Think about that. FIVE ORDERS of magnitude. That is freaking huge.


That's a five order of magnitude difference *in the Stern-Levinson
parameter*, M^2/P. The IAU could have used the Stern-Levinson
parameter, or simply drawn some line in terms of mass or radius, but
the fact is, they didn't.

And yet now Stern wants to assert that the glorified rocks in the
various Lagrange zones of
the 8 planets somehow disqualifies them from planethood, despite the
fact that he is
perfectly aware of the huge, qualitative difference involved.
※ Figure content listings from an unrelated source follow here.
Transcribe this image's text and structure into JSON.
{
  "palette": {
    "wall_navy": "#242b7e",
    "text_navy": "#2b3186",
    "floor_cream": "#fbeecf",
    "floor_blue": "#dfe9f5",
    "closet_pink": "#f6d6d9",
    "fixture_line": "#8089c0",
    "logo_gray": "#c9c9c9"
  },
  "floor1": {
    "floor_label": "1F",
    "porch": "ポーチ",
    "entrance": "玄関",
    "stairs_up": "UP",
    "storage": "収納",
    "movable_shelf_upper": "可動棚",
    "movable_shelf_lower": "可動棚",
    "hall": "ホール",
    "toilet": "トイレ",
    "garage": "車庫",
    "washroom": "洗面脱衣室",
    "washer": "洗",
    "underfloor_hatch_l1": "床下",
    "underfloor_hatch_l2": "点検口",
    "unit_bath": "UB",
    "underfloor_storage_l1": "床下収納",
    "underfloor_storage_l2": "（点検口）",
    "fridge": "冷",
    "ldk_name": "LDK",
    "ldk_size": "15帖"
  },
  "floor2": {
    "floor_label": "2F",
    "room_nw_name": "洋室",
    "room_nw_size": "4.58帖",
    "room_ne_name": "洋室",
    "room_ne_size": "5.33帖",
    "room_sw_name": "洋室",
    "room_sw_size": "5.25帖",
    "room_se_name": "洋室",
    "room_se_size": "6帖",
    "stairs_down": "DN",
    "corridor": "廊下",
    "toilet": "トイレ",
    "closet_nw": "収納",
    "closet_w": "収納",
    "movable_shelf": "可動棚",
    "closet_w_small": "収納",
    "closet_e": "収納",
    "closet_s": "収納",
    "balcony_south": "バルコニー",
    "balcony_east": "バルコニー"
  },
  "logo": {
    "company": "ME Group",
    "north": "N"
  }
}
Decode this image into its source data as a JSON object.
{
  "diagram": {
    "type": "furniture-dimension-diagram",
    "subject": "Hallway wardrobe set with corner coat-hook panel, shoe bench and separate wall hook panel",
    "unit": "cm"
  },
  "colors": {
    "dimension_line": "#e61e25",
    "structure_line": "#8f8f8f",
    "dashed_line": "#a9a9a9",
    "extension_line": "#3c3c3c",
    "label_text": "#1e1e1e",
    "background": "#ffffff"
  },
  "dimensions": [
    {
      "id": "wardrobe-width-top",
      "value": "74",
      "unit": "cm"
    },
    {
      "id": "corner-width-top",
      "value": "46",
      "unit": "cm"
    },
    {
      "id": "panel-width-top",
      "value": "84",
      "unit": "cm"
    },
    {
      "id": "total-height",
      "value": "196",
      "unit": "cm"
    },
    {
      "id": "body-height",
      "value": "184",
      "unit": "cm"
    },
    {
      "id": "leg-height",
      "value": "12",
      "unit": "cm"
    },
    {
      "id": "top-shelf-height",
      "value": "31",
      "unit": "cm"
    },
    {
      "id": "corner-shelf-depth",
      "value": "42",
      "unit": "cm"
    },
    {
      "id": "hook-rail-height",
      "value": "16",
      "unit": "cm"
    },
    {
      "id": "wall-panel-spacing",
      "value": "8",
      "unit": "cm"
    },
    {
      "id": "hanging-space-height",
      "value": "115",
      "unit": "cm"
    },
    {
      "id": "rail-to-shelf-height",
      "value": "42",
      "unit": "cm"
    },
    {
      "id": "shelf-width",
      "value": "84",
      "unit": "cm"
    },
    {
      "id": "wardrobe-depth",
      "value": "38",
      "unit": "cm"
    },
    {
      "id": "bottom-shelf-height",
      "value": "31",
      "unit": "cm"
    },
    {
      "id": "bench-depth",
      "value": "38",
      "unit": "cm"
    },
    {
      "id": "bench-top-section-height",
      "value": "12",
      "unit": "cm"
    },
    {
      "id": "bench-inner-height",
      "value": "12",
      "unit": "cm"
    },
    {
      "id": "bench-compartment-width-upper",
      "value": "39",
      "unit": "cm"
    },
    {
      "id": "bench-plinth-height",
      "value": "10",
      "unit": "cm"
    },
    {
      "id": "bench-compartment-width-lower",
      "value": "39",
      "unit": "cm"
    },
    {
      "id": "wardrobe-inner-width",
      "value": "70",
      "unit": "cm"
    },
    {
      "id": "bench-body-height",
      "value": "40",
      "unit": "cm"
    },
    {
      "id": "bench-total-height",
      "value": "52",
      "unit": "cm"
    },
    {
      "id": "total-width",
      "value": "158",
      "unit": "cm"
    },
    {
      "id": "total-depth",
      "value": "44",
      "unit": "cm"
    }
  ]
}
Stern is pointing out, correctly, that the "definition" is
near-gibberish which does not define what the terms it employs mean.
And the trojan asteroids are not all "glorified rocks"; Hektor, for
example, is about 370x195 km in size. Some rock.

Some of Alan Stern's contradictions:

################################################## ###########

1st contradiction:

(originally Alan Stern writes that there is clear distinction
between "uberplanets" and "unterplanets", now 6 years later
he says there is no clear dividing line between them)


There *is* a clear gap in terms of the Stern-Levinson parameter, which,
however, the IAU does not use.

"Hence, we define and uberplanet as a planetary body
in orbit about a star that is dynamically important enough
to have cleared its neighboring planetesimals in a Hubble time.
And we define an unterplanet as one that has not been able to do so."


That does look like a flip, but "planetesimals" is an important word
here. They go on to cook up Lambda = M^2/P, the parameter I've been
talking about, and relate it theoretically to this definition.